Corteno Golgi-Aprica, primavera/estate 2016. Ennesimo regalo per i clienti vecchi e nuovi di Camping Aprica in occasione del 50° anniversario dell'apertura.


Dopo la realizzazione di alcuni miniblocchi di servizi igienici indipendenti, il rifacimento di un intero vialetto, la sostituzione di buona parte delle palizzate sul torrente Ogliolo, l'adeguamento dell'impianto idrico, il taglio di alcuni abeti divenuti troppo ingombranti e il contemporaneo impianto di altri sempreverdi, la sostituzione di alcuni giochi, il wifi gratuito in determinati spazi, l'allestimento di un originale gazebo ligneo all'esterno del bar, ecco l'ultima chicca: il rivestimento in legno anticato del ristorante, con l'inserto di alcuni dipinti dell'artista Alcide Pancòt. In questo modo si è reso visivamente omogeneo il ristorante con il bar, già prima assai accogliente.

Il locale, capace di una quarantina di coperti, sconta la posizione decentrata rispetto alla notevole offerta centrale della ristorazione aprichese, ma non pochi intenditori lo scelgono proprio per la sua tranquillità nel verde, per i comodi parcheggi e – ça va sans dire – per la qualità della cucina. Nulla di raffinato e di costoso, ma una sobria e piacevole elaborazione di cibi genuini e tradizionali, in primis quelli delle tradizioni valtellinese e camuna, in buona parte preparati con ingredienti primari di produzione della famiglia Stefanini.

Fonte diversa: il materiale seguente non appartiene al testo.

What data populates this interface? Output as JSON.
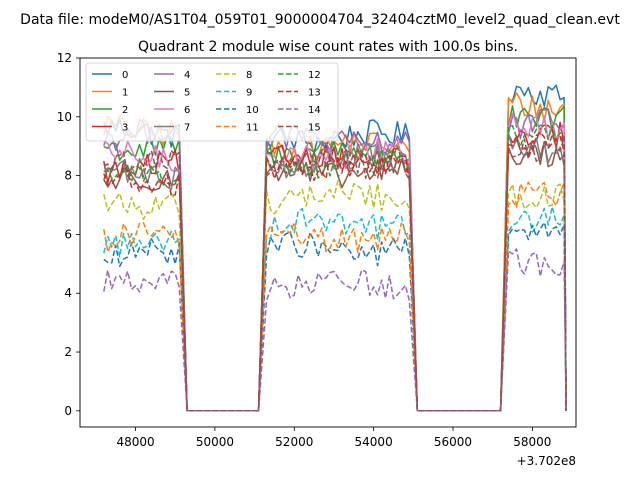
{
  "chart_data": {
    "type": "line",
    "suptitle": "Data file: modeM0/AS1T04_059T01_9000004704_32404cztM0_level2_quad_clean.evt",
    "title": "Quadrant 2 module wise count rates with 100.0s bins.",
    "xlabel": "",
    "ylabel": "",
    "x_offset_label": "+3.702e8",
    "x_offset": 370200000,
    "xlim": [
      46600,
      59100
    ],
    "ylim": [
      -0.55,
      12.0
    ],
    "x_ticks": [
      48000,
      50000,
      52000,
      54000,
      56000,
      58000
    ],
    "x_tick_labels": [
      "48000",
      "50000",
      "52000",
      "54000",
      "56000",
      "58000"
    ],
    "y_ticks": [
      0,
      2,
      4,
      6,
      8,
      10,
      12
    ],
    "y_tick_labels": [
      "0",
      "2",
      "4",
      "6",
      "8",
      "10",
      "12"
    ],
    "grid": false,
    "legend_position": "top-left",
    "legend_columns": 4,
    "segments": [
      {
        "on_start": 47200,
        "on_end": 49100,
        "ramp_end": 49300
      },
      {
        "off_start": 49300,
        "off_end": 51100
      },
      {
        "on_start": 51300,
        "on_end": 54900,
        "ramp_end": 55100
      },
      {
        "off_start": 55100,
        "off_end": 57200
      },
      {
        "on_start": 57400,
        "on_end": 58800,
        "ramp_end": 58850
      }
    ],
    "series": [
      {
        "name": "0",
        "color": "#1f77b4",
        "dash": "solid",
        "levels": [
          9.5,
          9.3,
          10.8
        ]
      },
      {
        "name": "1",
        "color": "#ff7f0e",
        "dash": "solid",
        "levels": [
          9.6,
          9.0,
          10.4
        ]
      },
      {
        "name": "2",
        "color": "#2ca02c",
        "dash": "solid",
        "levels": [
          9.0,
          8.8,
          10.0
        ]
      },
      {
        "name": "3",
        "color": "#d62728",
        "dash": "solid",
        "levels": [
          8.3,
          8.6,
          9.3
        ]
      },
      {
        "name": "4",
        "color": "#9467bd",
        "dash": "solid",
        "levels": [
          9.4,
          9.2,
          9.7
        ]
      },
      {
        "name": "5",
        "color": "#8c564b",
        "dash": "solid",
        "levels": [
          7.8,
          8.1,
          8.6
        ]
      },
      {
        "name": "6",
        "color": "#e377c2",
        "dash": "solid",
        "levels": [
          8.6,
          8.7,
          9.6
        ]
      },
      {
        "name": "7",
        "color": "#7f7f7f",
        "dash": "solid",
        "levels": [
          8.1,
          8.5,
          8.9
        ]
      },
      {
        "name": "8",
        "color": "#bcbd22",
        "dash": "dashed",
        "levels": [
          7.1,
          7.3,
          7.4
        ]
      },
      {
        "name": "9",
        "color": "#17becf",
        "dash": "dashed",
        "levels": [
          5.8,
          6.4,
          6.6
        ]
      },
      {
        "name": "10",
        "color": "#1f77b4",
        "dash": "dashed",
        "levels": [
          5.3,
          5.5,
          6.0
        ]
      },
      {
        "name": "11",
        "color": "#ff7f0e",
        "dash": "dashed",
        "levels": [
          5.9,
          5.9,
          7.3
        ]
      },
      {
        "name": "12",
        "color": "#2ca02c",
        "dash": "dashed",
        "levels": [
          8.0,
          8.5,
          9.3
        ]
      },
      {
        "name": "13",
        "color": "#d62728",
        "dash": "dashed",
        "levels": [
          7.8,
          8.3,
          9.1
        ]
      },
      {
        "name": "14",
        "color": "#9467bd",
        "dash": "dashed",
        "levels": [
          4.4,
          4.3,
          5.1
        ]
      },
      {
        "name": "15",
        "color": "#8c564b",
        "dash": "dashed",
        "levels": [
          8.5,
          8.4,
          9.0
        ]
      }
    ]
  }
}
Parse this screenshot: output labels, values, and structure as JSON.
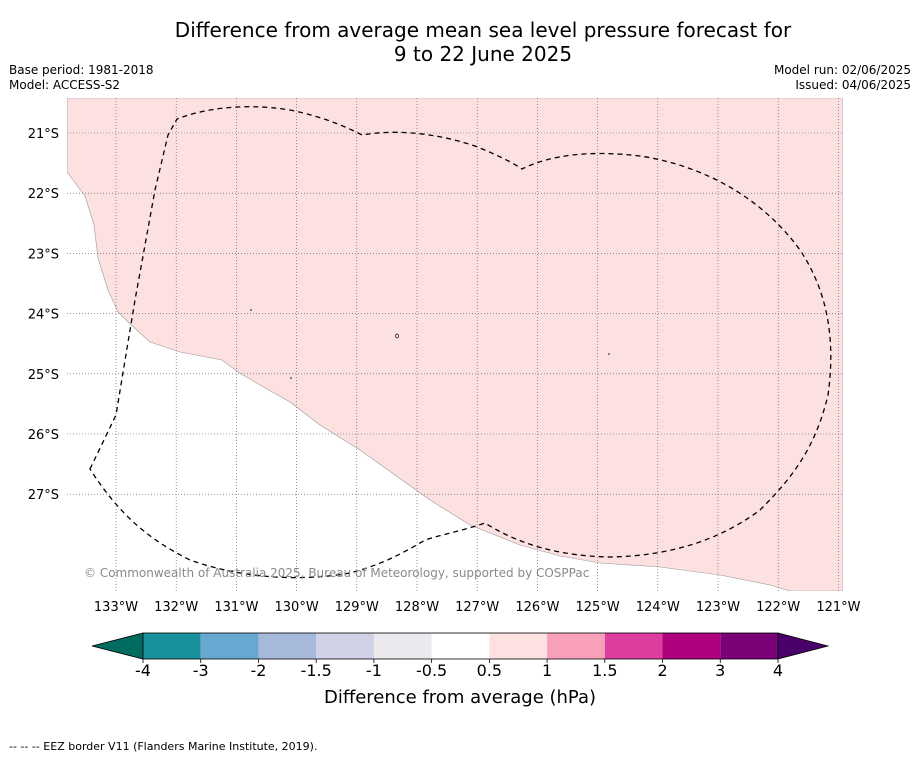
{
  "title_line1": "Difference from average mean sea level pressure forecast for",
  "title_line2": "9 to 22 June 2025",
  "base_period": "Base period: 1981-2018",
  "model": "Model: ACCESS-S2",
  "model_run": "Model run: 02/06/2025",
  "issued": "Issued: 04/06/2025",
  "copyright": "© Commonwealth of Australia 2025, Bureau of Meteorology, supported by COSPPac",
  "lat_labels": [
    "21°S",
    "22°S",
    "23°S",
    "24°S",
    "25°S",
    "26°S",
    "27°S"
  ],
  "lon_labels": [
    "133°W",
    "132°W",
    "131°W",
    "130°W",
    "129°W",
    "128°W",
    "127°W",
    "126°W",
    "125°W",
    "124°W",
    "123°W",
    "122°W",
    "121°W"
  ],
  "colorbar": {
    "ticks": [
      "-4",
      "-3",
      "-2",
      "-1.5",
      "-1",
      "-0.5",
      "0.5",
      "1",
      "1.5",
      "2",
      "3",
      "4"
    ],
    "colors": [
      "#18919a",
      "#65a9d0",
      "#a7b9da",
      "#d0d0e6",
      "#ebe8ee",
      "#ffffff",
      "#fde0e0",
      "#f89fba",
      "#dd3d9f",
      "#ad017e",
      "#7a0177"
    ],
    "extend_low_color": "#006b5f",
    "extend_high_color": "#4a006a",
    "label": "Difference from average (hPa)"
  },
  "footer": "--  --  -- EEZ border V11 (Flanders Marine Institute, 2019)."
}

Se si tiene conto della scrupolosa manutenzione e pulizia di piazzole, bosco e aree comuni - i servizi igienici prima di tutto - ecco spiegato come una relativamente piccola struttura nata mezzo secolo fa ha potuto stare al passo con la continua evoluzione che nei decenni ha interessato la domanda turistica anche nel settore del plein air. Ovviamente i problemi non sono mancati e non mancano, in particolare quelli relativi a tassazione, imposizione fiscale e tariffe pubbliche, che sono grandemente aumentate negli ultimi vent'anni, arrivando a oltre il 50% del fatturato.

Grande dedizione e responsabilità della famiglia Stefanini per la propria creatura, dunque, con la profusione di un impegno continuo, che non consente distrazioni ed è fonte di belle soddisfazioni, anche se quasi esclusivamente morali.